Bill welcomed by OceanaGold

OceanaGold’s Macraes Mine might meet the criteria for new fast-track legislation. PHOTO: SUPPLIED
OceanaGold’s Macraes Mine might meet the criteria for new fast-track legislation. PHOTO: SUPPLIED
A "large-scale" project to expand the life of Macraes Mine should meet the criteria for the government’s new fast-track legislation, OceanaGold says.

The controversial law change would give three ministers — Chris Bishop, Simeon Brown and Shane Jones — the ability to consent developments whether or not their approval is recommended by an expert panel.

OceanaGold was included in a list of 200 companies and organisations provided information by the government on how to apply for fast-track consents.

OceanaGold New Zealand legal and public affairs senior vice-president Alison Paul confirmed it received a letter from Mr Bishop and said it believed it had projects suitable to be included in the process when it became law.

The two "large-scale" projects it hoped could be fast-tracked were the extensions of its Waihi and Macraes operations.

Macraes was visited by Mr Jones for the unveiling of a new electric shovel last week.

The company released to the Otago Daily Times its previously unreported plans for an expansion of Macraes it hopes will extend the life of the mine to 2030.

The plan included expanding mine pits, backfilling pits not required for mining with waste rock, realigning a road to make way for a mine extension, processing low-grade ore stockpiled on site and revisiting previously mined areas.

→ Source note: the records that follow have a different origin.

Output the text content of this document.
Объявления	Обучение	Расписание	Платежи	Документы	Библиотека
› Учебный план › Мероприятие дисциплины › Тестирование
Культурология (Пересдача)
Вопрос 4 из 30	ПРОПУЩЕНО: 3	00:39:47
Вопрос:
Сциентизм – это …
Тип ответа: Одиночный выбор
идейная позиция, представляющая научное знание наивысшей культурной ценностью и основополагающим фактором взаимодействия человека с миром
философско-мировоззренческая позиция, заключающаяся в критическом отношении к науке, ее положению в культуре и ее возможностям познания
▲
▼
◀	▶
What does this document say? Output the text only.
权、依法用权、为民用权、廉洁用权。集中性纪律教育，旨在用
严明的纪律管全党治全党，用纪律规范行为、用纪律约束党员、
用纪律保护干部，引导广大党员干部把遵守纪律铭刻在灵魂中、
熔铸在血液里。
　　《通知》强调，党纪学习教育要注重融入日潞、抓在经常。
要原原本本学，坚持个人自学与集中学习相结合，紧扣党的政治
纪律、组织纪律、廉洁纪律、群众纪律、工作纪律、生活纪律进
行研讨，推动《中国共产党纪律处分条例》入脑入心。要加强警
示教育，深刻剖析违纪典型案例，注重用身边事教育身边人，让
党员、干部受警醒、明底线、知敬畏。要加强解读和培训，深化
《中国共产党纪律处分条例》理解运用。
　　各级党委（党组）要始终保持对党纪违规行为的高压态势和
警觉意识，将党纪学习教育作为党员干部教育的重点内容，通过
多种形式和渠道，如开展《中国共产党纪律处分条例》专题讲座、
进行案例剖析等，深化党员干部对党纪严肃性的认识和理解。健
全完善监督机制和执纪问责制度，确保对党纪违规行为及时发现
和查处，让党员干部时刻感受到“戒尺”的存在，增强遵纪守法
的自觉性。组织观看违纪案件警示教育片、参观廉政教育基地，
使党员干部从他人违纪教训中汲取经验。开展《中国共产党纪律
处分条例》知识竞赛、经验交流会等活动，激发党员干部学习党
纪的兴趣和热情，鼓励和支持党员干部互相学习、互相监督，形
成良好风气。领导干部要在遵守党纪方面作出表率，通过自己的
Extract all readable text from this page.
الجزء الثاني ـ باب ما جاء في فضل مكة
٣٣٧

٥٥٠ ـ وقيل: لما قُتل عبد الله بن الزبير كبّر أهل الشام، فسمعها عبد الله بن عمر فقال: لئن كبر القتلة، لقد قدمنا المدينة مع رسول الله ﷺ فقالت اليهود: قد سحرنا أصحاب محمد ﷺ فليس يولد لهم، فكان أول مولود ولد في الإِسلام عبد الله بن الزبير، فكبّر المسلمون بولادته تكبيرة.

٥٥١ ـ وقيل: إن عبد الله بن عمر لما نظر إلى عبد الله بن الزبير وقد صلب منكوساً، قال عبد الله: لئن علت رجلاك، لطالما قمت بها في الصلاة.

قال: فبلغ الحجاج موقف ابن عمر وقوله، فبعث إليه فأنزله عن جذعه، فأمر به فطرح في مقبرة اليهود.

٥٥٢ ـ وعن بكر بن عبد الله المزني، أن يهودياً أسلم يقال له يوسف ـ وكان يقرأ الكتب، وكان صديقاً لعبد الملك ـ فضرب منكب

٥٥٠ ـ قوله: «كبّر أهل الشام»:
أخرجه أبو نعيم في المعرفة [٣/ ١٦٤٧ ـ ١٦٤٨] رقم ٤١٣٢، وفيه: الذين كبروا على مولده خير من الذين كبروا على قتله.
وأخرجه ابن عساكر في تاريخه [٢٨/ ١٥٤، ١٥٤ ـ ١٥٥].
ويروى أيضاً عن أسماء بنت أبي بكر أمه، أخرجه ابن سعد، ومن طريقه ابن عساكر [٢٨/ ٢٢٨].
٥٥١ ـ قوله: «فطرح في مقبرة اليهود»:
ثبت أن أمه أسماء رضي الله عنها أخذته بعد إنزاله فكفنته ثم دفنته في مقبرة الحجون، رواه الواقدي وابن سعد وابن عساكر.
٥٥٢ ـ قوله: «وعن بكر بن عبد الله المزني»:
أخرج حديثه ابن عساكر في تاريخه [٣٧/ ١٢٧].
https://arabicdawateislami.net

OceanaGold welcomed the Bill as a way to streamline the consenting process.

"Such legislation would allow us to further contribute to the economy by reducing unnecessary regulatory complexity, while still ensuring the same high environmental and social standards are met.

"This includes our commitment to continue engaging fully with affected stakeholders, including iwi, environmental groups and members of the local community."

OceanaGold, which previously applied for consents to extend Macraes from both Waitaki District Council and Otago Regional Council, announced in 2020 that new consents meant it could continue operating until 2028.

Santana Minerals, which is behind a planned mine between Bendigo and Tarras labelled "the most significant single gold discovery in New Zealand in four decades", was also included in the companies contacted by the government.

Chief executive Damian Spring said it was working on a plan to get consent applications for a mine to the ORC and Central Otago District Council by the end of the year.

However, it confirmed it had expressed an interest in the fast-track legislation and discussed the issue with Mr Jones when he visited last month.

"If the Fast-track Approvals Bill comes into place within that timeframe and we are lucky enough to be eligible for that process then we will give it good consideration."

The work it was doing, including consulting with the councils and iwi, towards applying for a resource consent would help with any fast-track application.

The company supported having a fast-track process, which he said had the potential to be more of a "one-stop shop" as opposed to having to apply for separate consents from the ORC and CODC.